Alexander Melik-Pashayev (1905-1964) was al in 1931 als dirigent toegetreden tot het Bolshoi Theater van Moskou en dirigeerde er tot 1962. Hij maakte talrijke opnamen van opera’s voor het label Melodiya, waaronder in 1951 ‘Prins Igor’. Zoals wel vaker werd hierin de derde akte van ‘Prins Igor’ – die bestaat uit schetsen van Borodin met aanvullingen van Rimski-Korsakov en Glazunov – geschrapt. De uitvoering van Melik-Pashayev is helemaal in de stijl van de naoorlogse, Russische traditie. Hij houdt de uitvoering luchtig en transparant met nauwkeurig oor voor details. Ook de zangers vertolken hun rollen in die naoorlogse trant en het zijn indrukwekkende stemmen, die de Russen later nauwelijks nog hadden.

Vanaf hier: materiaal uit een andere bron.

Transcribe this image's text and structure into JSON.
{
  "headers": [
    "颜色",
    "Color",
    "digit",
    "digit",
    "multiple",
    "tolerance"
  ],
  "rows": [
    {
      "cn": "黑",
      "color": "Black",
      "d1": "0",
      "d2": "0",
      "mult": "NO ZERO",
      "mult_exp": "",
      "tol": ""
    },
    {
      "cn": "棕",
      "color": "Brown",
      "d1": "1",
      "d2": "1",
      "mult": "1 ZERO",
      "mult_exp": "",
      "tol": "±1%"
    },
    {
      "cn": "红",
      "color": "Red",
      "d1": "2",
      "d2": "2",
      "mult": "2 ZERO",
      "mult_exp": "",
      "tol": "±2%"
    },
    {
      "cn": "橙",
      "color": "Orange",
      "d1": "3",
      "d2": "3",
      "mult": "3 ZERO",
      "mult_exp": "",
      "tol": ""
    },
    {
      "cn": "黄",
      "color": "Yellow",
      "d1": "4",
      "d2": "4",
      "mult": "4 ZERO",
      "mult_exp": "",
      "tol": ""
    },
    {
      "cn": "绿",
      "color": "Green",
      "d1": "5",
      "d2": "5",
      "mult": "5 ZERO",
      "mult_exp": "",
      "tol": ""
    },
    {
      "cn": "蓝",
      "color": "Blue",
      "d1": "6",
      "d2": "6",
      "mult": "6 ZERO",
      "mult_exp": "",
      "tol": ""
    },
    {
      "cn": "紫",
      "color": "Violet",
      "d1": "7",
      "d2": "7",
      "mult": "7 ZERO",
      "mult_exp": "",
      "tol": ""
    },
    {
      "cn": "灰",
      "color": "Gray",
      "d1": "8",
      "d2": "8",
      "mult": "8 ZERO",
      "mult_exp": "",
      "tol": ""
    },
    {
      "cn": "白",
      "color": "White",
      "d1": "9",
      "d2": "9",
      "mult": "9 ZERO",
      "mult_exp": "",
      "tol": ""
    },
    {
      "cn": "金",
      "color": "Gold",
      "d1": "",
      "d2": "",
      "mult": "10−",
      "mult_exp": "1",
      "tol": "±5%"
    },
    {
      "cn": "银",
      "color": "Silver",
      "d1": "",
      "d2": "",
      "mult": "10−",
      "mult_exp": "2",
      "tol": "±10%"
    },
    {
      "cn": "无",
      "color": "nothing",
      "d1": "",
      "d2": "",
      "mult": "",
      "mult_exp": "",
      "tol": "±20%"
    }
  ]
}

De titelrol werd gezongen door Andrey Ivanov, die één jaar voor deze opname solist van het Bolshoi was geworden na zijn periode bij de Kiev Opera tussen 1934 en 1950. In 1956 zou Ivanov op zijn 56ste afscheid nemen van het toneel. Hij geeft met zijn brede en open heldenbariton uitstekend karakter aan Prins Igor. Niemand vertolkte de cavatina van Vladimir in de tweede akte zoals Sergei Lemeshev. Hij zong tussen 1931 en 1956 in het Bolshoi en was met Ivan Kozlovsky de leidende tenor van het theater. Zijn lyrische geluid, buitengewoon mooie, zachte en lichte timbre, ongelooflijk pianissimo, muzikaliteit, expressiviteit en heldere dictie zijn exemplarisch. De bas Aleksandr Pirogov was tussen 1924 en 1954 de eerste bas van het Bolshoi – naast Mark Reizen en Maxim Mikhailov – en is ook te bewonderen in de 1954 filmversie van ‘Boris Godoenov’. Op zijn 52ste geeft hij hier een indringend portret van de heerszuchtige Galitski. De legendarische Mark Reizen zingt met zijn expansieve bas Khan Kontsjak als geen ander. Zijn messa di voce lage F op “uzhas smerti seyal moi bulat” in de tweede akte is ongeëvenaard! De sopraan Eugenia Smolenskaya zingt Jaroslavna met stralende sopraan. Haar hoge C in de proloog staat als een huis. De mezzo Veronika Borisenko is zeer stijlvol en muzikaal als Kontsjakovna. De opnametechniek is niet op het niveau van de West-Europese standaard van die tijd, maar vanwege de fantastische uitvoering is de uitgave een absolute must!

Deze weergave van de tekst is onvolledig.